Yes, there was probably a time when Nintendogs was a silly idea, rather than the bringer of world peace and cure for all humanity’s ills it actually was. But the fact remains: Aquarium DS is very silly indeed.
It’s not that a game where you plonk aquatic creatures in a tank and watch them swim around to music from Teletext isn’t fun. As “tankmaster” you’re limited to throwing bits of crill in, scrubbing crap off the sides and doing underwater feng shui with plastic models of the Coliseum - but it’s hypnotic. There’s little of the interaction that made Nintendogs such a joy, but then you don’t go sploshing in a tank hoping for a face-lick.
No, the silliness comes from the fact there are two editions. The first is fair game: goldfish, tropicals and the usual. The second, though, is another kettle of fish entirely. Scrolling through our options, we were mildly surprised to see turtles and penguins. Then we hit sperm whales.
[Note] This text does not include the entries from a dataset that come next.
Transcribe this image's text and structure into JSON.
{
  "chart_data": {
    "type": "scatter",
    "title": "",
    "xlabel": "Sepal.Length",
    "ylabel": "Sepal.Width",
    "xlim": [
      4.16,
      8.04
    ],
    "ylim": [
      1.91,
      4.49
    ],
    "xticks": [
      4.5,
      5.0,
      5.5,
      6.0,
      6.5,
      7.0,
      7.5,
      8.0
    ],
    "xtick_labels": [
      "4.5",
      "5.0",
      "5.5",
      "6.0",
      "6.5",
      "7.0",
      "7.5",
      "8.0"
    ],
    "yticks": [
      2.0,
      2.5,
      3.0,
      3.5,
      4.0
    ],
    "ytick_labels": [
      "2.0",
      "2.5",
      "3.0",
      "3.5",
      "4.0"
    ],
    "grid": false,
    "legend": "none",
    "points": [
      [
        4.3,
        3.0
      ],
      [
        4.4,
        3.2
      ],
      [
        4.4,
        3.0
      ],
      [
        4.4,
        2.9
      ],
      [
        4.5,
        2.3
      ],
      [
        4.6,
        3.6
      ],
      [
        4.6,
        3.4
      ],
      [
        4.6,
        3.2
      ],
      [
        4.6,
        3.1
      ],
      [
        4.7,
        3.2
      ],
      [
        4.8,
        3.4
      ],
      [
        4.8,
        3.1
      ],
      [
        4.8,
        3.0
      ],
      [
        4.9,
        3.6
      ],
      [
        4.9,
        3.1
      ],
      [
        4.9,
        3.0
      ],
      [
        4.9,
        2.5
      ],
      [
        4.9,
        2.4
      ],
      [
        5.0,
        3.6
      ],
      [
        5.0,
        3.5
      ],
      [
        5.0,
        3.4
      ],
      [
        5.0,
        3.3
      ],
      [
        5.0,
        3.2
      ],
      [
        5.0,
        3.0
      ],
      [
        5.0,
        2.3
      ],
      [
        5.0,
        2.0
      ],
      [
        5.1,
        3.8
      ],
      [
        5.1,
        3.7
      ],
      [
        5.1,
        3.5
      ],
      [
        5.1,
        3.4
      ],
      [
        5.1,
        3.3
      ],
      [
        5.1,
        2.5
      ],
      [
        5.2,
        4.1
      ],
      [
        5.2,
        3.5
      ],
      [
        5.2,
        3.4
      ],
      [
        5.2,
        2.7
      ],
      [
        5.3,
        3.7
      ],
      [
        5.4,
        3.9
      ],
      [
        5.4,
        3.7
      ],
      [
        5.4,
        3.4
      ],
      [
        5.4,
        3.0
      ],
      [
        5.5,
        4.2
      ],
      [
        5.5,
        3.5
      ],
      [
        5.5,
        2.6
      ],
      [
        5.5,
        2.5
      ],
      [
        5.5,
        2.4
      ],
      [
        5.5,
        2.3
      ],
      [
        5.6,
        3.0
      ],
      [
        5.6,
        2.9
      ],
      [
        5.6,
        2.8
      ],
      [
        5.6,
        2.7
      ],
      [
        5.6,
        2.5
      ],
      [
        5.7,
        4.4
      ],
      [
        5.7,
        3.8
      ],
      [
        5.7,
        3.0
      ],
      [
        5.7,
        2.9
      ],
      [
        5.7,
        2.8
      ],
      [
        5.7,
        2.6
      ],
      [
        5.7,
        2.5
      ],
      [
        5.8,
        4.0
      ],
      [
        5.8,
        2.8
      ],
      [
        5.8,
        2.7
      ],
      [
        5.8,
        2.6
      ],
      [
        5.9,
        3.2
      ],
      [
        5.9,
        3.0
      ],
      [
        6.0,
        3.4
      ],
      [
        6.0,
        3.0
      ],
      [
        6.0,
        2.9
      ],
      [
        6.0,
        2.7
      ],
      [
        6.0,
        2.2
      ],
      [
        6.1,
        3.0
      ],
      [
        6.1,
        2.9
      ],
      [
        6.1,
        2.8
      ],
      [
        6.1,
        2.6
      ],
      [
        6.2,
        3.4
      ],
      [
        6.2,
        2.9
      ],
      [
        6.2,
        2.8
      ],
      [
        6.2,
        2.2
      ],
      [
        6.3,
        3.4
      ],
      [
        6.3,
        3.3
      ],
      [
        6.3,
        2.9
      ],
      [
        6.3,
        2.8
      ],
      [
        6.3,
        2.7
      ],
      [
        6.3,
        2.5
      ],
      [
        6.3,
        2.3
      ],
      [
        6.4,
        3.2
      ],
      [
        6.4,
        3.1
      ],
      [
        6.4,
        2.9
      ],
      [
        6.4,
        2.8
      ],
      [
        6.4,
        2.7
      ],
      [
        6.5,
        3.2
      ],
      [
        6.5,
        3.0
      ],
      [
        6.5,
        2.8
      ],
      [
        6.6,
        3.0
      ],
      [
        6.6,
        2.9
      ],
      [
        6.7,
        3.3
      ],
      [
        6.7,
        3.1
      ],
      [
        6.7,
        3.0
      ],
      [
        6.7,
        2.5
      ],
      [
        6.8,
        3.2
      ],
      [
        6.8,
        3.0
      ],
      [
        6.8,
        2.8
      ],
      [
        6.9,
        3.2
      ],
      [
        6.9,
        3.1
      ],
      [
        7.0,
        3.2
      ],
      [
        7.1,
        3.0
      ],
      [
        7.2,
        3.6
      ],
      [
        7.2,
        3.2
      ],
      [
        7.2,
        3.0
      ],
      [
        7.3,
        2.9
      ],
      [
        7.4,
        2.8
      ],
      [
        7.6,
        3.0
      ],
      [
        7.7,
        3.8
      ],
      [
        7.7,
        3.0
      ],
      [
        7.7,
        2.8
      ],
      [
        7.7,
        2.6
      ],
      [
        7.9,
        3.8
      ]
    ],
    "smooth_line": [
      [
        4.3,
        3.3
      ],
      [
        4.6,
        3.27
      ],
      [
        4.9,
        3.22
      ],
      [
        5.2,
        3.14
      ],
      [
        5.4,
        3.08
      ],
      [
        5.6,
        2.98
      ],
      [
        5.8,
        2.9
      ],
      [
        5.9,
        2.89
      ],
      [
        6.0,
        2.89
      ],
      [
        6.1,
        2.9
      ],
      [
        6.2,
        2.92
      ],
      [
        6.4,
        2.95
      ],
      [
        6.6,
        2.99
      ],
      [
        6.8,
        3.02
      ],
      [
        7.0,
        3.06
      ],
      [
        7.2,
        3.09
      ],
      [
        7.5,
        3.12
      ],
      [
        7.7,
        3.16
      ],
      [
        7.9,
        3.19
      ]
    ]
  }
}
And, as if bringing a six meter long mammal back from the garden center wasn’t an odd enough idea in itself, Aquarium DS plays havoc with size concerns in the smaller of your five tanks, so you can get a killer whale darting around a seahorse that’s twice its size, while dolphins the size of shrimp meander by.
Still. It’s all very pleasant. Just remember: a sperm whale is for life, not just Christmas.